Der Bezug zur franziskanischen Spiritualtität bleibt für Paul Stollhof bis heute das Unterscheidungsmerkmal zu staatlichen Schulen. Dazu gehören die Beziehung des Menschen zu Gott, der Dialog als Unterrichtsund
Gestaltungsprinzip und der Bezug zur Schöpfung. „Zuhören ist die wichtigste Aufgabe des Lehrers.“Den Schüler mit seinen Fragen, seiner Situation und seinen Interessen gelte es Ernst zu nehmen.
Das schlägt sich in der Pädagogik nieder. In dem von ihm gegründeten Gymnasium in Mutlangen und der Realschule in Bad Mergentheim gibt es in den Klassen fünf und sechs keine Noten. „Eine Note als Bewertungszahl wird dem Kind nicht gerecht“, sagt Paul Stollhof.

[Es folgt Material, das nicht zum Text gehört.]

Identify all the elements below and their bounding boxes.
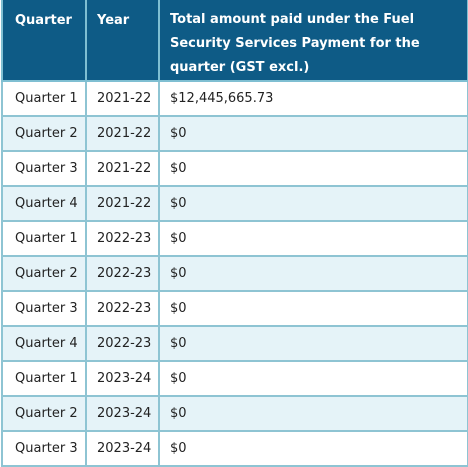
cell-year: 2022-23 bbox=[85, 255, 160, 292]
table-row: Quarter 3 2023-24 $0 bbox=[1, 430, 468, 467]
cell-quarter: Quarter 1 bbox=[1, 220, 87, 257]
cell-year: 2021-22 bbox=[85, 185, 160, 222]
header-amount: Total amount paid under the Fuel Securit… bbox=[158, 0, 468, 82]
cell-amount: $0 bbox=[158, 220, 468, 257]
cell-quarter: Quarter 3 bbox=[1, 150, 87, 187]
cell-year: 2022-23 bbox=[85, 220, 160, 257]
cell-amount: $0 bbox=[158, 430, 468, 467]
cell-amount: $12,445,665.73 bbox=[158, 80, 468, 117]
table-row: Quarter 2 2022-23 $0 bbox=[1, 255, 468, 292]
table-row: Quarter 1 2023-24 $0 bbox=[1, 360, 468, 397]
cell-amount: $0 bbox=[158, 185, 468, 222]
cell-year: 2023-24 bbox=[85, 360, 160, 397]
table-row: Quarter 1 2021-22 $12,445,665.73 bbox=[1, 80, 468, 117]
cell-amount: $0 bbox=[158, 325, 468, 362]
cell-year: 2022-23 bbox=[85, 290, 160, 327]
cell-quarter: Quarter 3 bbox=[1, 290, 87, 327]
cell-amount: $0 bbox=[158, 115, 468, 152]
table-row: Quarter 1 2022-23 $0 bbox=[1, 220, 468, 257]
cell-quarter: Quarter 3 bbox=[1, 430, 87, 467]
cell-amount: $0 bbox=[158, 255, 468, 292]
table-row: Quarter 2 2023-24 $0 bbox=[1, 395, 468, 432]
table-row: Quarter 3 2021-22 $0 bbox=[1, 150, 468, 187]
cell-year: 2023-24 bbox=[85, 430, 160, 467]
cell-quarter: Quarter 4 bbox=[1, 325, 87, 362]
table-row: Quarter 3 2022-23 $0 bbox=[1, 290, 468, 327]
cell-quarter: Quarter 2 bbox=[1, 255, 87, 292]
cell-amount: $0 bbox=[158, 360, 468, 397]
table-row: Quarter 2 2021-22 $0 bbox=[1, 115, 468, 152]
cell-quarter: Quarter 1 bbox=[1, 80, 87, 117]
cell-quarter: Quarter 2 bbox=[1, 115, 87, 152]
cell-year: 2022-23 bbox=[85, 325, 160, 362]
table-header: Quarter Year Total amount paid under the… bbox=[1, 0, 468, 82]
cell-year: 2021-22 bbox=[85, 80, 160, 117]
cell-amount: $0 bbox=[158, 290, 468, 327]
cell-quarter: Quarter 1 bbox=[1, 360, 87, 397]
cell-amount: $0 bbox=[158, 395, 468, 432]
table-row: Quarter 4 2022-23 $0 bbox=[1, 325, 468, 362]
cell-quarter: Quarter 4 bbox=[1, 185, 87, 222]
cell-year: 2023-24 bbox=[85, 395, 160, 432]
header-row: Quarter Year Total amount paid under the… bbox=[1, 0, 468, 82]
header-quarter: Quarter bbox=[1, 0, 87, 82]
cell-year: 2021-22 bbox=[85, 115, 160, 152]
cell-quarter: Quarter 2 bbox=[1, 395, 87, 432]
table-row: Quarter 4 2021-22 $0 bbox=[1, 185, 468, 222]
cell-amount: $0 bbox=[158, 150, 468, 187]
header-year: Year bbox=[85, 0, 160, 82]
cell-year: 2021-22 bbox=[85, 150, 160, 187]
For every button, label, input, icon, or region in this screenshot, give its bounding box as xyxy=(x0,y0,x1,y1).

In den Klassen drei und vier und ab Klasse acht beugen sich aber auch diese Schulen wieder der allgemeinen Noten-Realität. Nach Geschlechtern getrennte Klassen führte er in Mutlangen und in Bad Mergentheim ein. „Jungen und Mädchen brauchen einfach ganz unterschiedliche pädagogische Ansätze“.
„Ich war Zeit mein ganzes Leben ein Lernender“, sagt der Bald-Ruheständler über sich selbst. Paul Stollhof stammt aus Börrstadt in der Pfalz, studierte Theologie und wollte zunächst Priester werden. Dank guter geistlicher Begleiter fand er seine Berufung aber als „Laie und Christ“. Über das Institut für Soziale Berufe in Ravensburg kam der Theologe als Aushilfslehrer ans Aufbaugymnasium nach Sießen. 1999 kehrte der Quereinsteiger nach einer zehnjährigen Tätigkeit als Schulleiter in Koblenz als Geschäftsführer des Schulverbunds
nach Bad Saulgau zurück.
Doch mit dem Ruhestand kommen neue Pläne. Vieles hat sich in den vergangenen Jahren geändert. Seine Frau Ulla ist vor zwei Jahren gestorben, die Söhne Johannes, Andreas und Jakob sind aus dem Haus. Als gewählter Vorsitzender des Kirchengemeinderats und als Kirchengemeinderat trat er enttäuscht zurück. Er leidet unter dem gegenwärtigen Bild der Kirche.
„Ich fühle mich zum ersten Mal im Leben in der Kirche nicht mehr zu Hause. Aber ich werde an ihr festhalten, weil ich ihr viel verdanke.“Er glaube, dass er Menschen durch theologische Bildung etwas geben kann, „um Kirche von unten zu bauen“.